Fun With Shapefiles
Shapefiles are a format developed by ESRI (the makers of ArcGIS) to store and share geospatial data. Many interesting datasets are freely available in shapefile format. Shapefiles can be viewed with a number of freely available applications, such as ArcGIS Explorer (which requires the .NET framework or Silverlight) or ArcReader (which is multi-platform but closed-source). Open-source GIS packages such as Quantum GIS and GRASS can also view and edit shapefiles, and recent versions can be installed from the UbuntuGis PPA.
However GIS applications can be tricky to use without training. Moreover, sometimes you may want to use shapefile-data for some other purpose, outside of traditional GIS applications. Here are a few useful tricks you can do with shapefiles, and ways to get data out of a shapefile and into another application.
Reprojecting a shapefile
If you want to combine data from different sources, you’ll have to make sure that they use the same coordinate system, reference point (datum), geographic projection and representation of the Earth’s surface (geoid).
These days, it is common to convert everything to WGS84
latitude/longitude coordinates. To convert a given shapefile to WGS84
coordinates, you can use the GDAL utility ogr2ogr. In Ubuntu,
first install the package gdal-bin
and then execute the following
command:
ogr2ogr -t_srs EPSG:4326 output_wgs84.shp input.shp
The parameter -t_srs
specifies the spatial reference system of
the output file, which is usually specified through an EPSG code. In
this case, it tells the program to convert all coordinates in the
shapefile to geographic 2D WGS84 coordinates (EPSG:4326). Use
EPSG:4979 for 3D coordinates.
Converting a shapefile to KML (Google Earth/Maps)

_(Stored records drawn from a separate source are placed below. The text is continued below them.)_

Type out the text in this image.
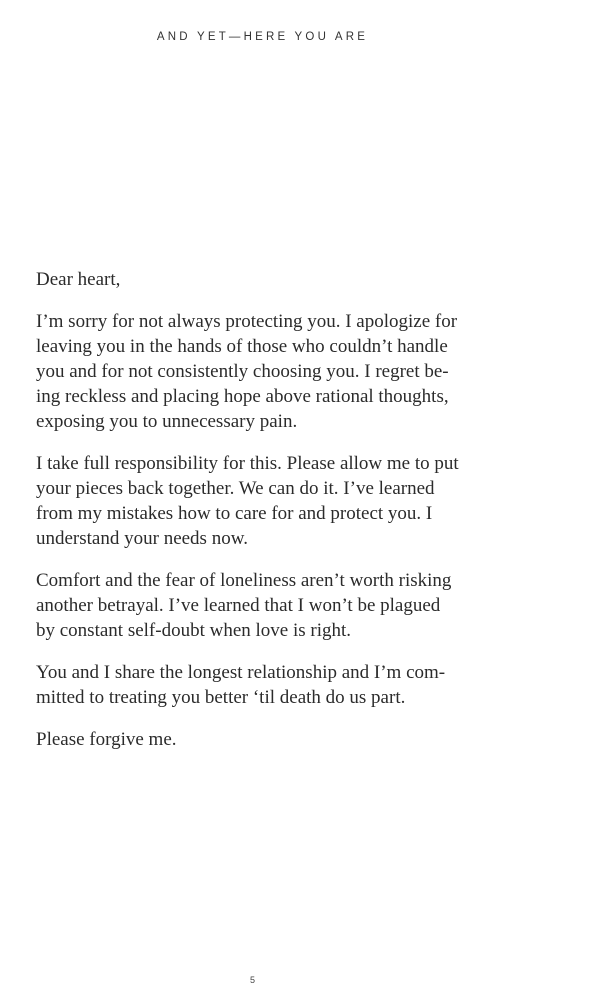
AND YET—HERE YOU ARE

Dear heart,

I’m sorry for not always protecting you. I apologize for
leaving you in the hands of those who couldn’t handle
you and for not consistently choosing you. I regret be-
ing reckless and placing hope above rational thoughts,
exposing you to unnecessary pain.

I take full responsibility for this. Please allow me to put
your pieces back together. We can do it. I’ve learned
from my mistakes how to care for and protect you. I
understand your needs now.

Comfort and the fear of loneliness aren’t worth risking
another betrayal. I’ve learned that I won’t be plagued
by constant self-doubt when love is right.

You and I share the longest relationship and I’m com-
mitted to treating you better ‘til death do us part.

Please forgive me.

5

One of the more interesting ways to visualise data stored in a shapefile
is to convert it into a KML file (Keyhole Markup Language), which can
then be used in e.g. Google Earth (or with Google Maps). To do this in
Ubuntu, first install the package gdal-bin
and then execute the
following command:
ogr2ogr -f "KML" -t_srs EPSG:4326 output.kml input.shp
Converting a shapefile to KMZ (compressed Google Earth)
The problem with XML-based formats such as KML is that they can get
rather big if you have a large shapefile with lots of data. To save some
disk-space, you can compress the KML file into a KMZ file. A KMZ file is
simply a ZIP-file that contains a KML-document (doc.kml) and optional
directories with other files that are referenced from the KML-file. To
directly convert a shapefile into KMZ, you can use this shell-script
(shp2kmz). Just copy it to your home-directory or to /usr/local/bin
and make it executable (e.g. chmod a+x shp2kmz
. It uses ogr2ogr
and
zip, so in Ubuntu it requires that the gdal-bin
package is installed.
Usage: shp2kmz input.shp output.kmz
Merging shapefiles
Merging two or more shapefiles is easy with ogr2ogr. A merge of two shapefiles ‘file1.shp’ and ‘file2.shp’ into a new file ‘file_merged.shp’ is performed like this:
ogr2ogr file_merged.shp file1.shp
ogr2ogr -update -append file_merged.shp file2.shp -nln file_merged
The first command just copies the first shapefile to a new file (file_merged.shp).The second command opens file_merged.shp in update mode, tries to find existing layers and appends the features being copied. The -nln option sets the name of the layer to be copied to.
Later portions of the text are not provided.